Dr. Youshan Zhang, assistant professor of artificial intelligence and computer science in the Katz School of Science and Health;
Dave DeFusco
Dr. Youshan Zhang, assistant professor of artificial intelligence and computer science at the Katz School of Science and Health, is an innovative AI-powered diagnostic tool.
Cardiomegaly, the enlargement of the heart, is an important early indicator of heart disease, especially in dogs, and is one of the leading causes of death in humans and animals. Traditionally, detection of this condition has relied on manual analysis of chest radiographs, also known as chest radiographs, using the vertebral heart scale (VHS). However, this method is time-consuming, prone to human error, and requires specialized knowledge, making it inefficient and inaccessible for widespread use.
Dr. Zhang’s project, “Heart Disease Detection with AI for Veterinary Medicine,” addresses these challenges by developing deep learning models that can automate the VHS process more accurately and faster.
“The main goal of this project is to bridge the gap between traditional clinical methods and advanced AI models,” said Dr. Zhang. “Many clinicians, especially those without deep learning experience, struggle to trust AI-generated results because current models lack transparency and explainability.”
To build reliability and ease of use, this project aims to integrate traditional VHS metrics into a deep learning framework. This will enable clinicians to better understand how AI-derived predictions align with established medical standards. Research will focus on improving the transparency and accuracy of these models, making the diagnostic process more intuitive for veterinarians and reducing reliance on manual calculations.
This project builds on Dr. Zhang’s previous work published in Scientific Reports, in which he introduced a regressive visual transformer (RVT) for cardiac hypertrophy assessment in dogs. Building on this foundation, his new project outlines three main goals.

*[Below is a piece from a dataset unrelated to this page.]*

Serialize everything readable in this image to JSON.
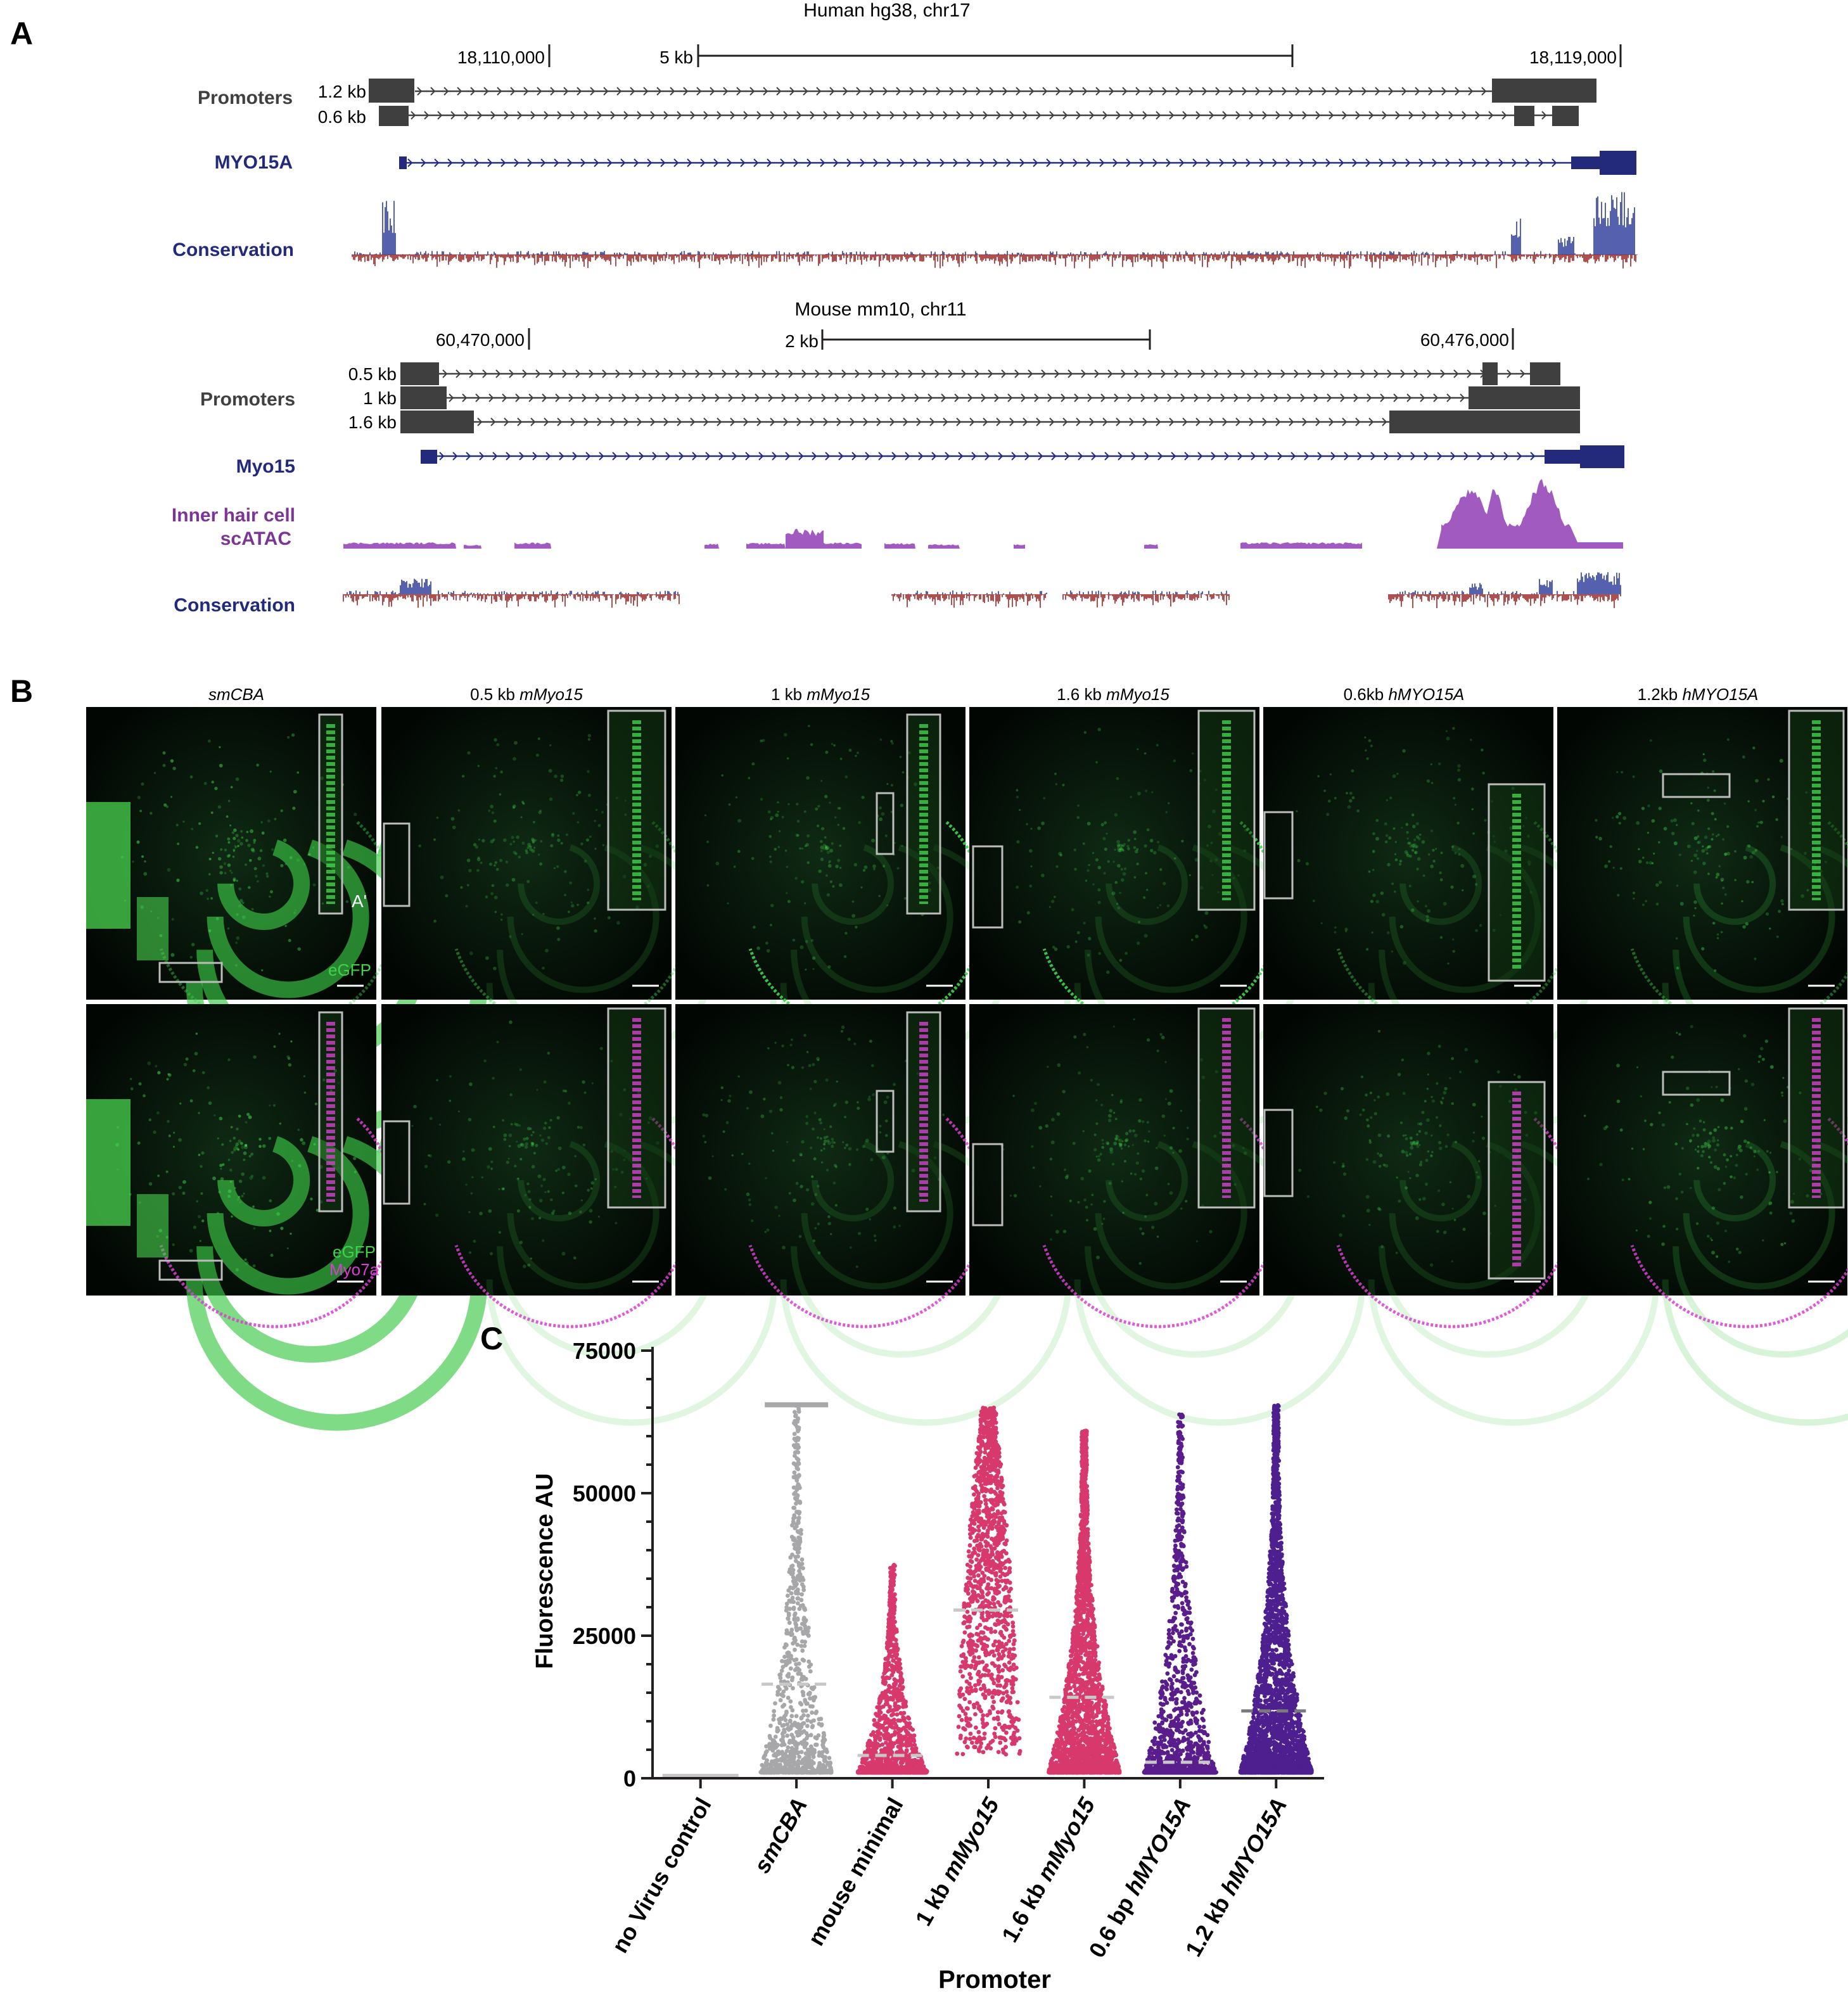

Developing a new detection model: Dr. Zhang will create a new tool called the Vertical Fully Connected Layer (PFCL). This ensures that the way the heart is measured in X-ray images is more accurate by ensuring that specific lines are used. The measurements are perfectly perpendicular to each other. This allows computer models to better detect important features of the heart and calculate its size more accurately, increasing confidence in diagnosing heart problems.
Automatic report generation: Using deep semantic mapping and few-shot generation techniques, Dr. Zhang will develop a tool that can generate cardiac hypertrophy reports with minimal training data. This streamlines the diagnostic process, especially the initial assessment by general practitioners.
User-friendly software interface: The main outcome of this project is the creation of a software interface that is easy to access for clinicians and the general public. The tool integrates data labeling, outcome prediction, report generation, and modification into one platform, making it easy to use without prior domain knowledge.
“By developing more accurate and accessible diagnostic tools, this project aims to reduce the cost of detecting cardiac hypertrophy, while improving diagnostic accuracy and reducing stress for pet owners.” Dr. Zhang said. “The project’s deep learning models could also pave the way for similar AI applications in human medicine, particularly in improving early detection of heart disease.”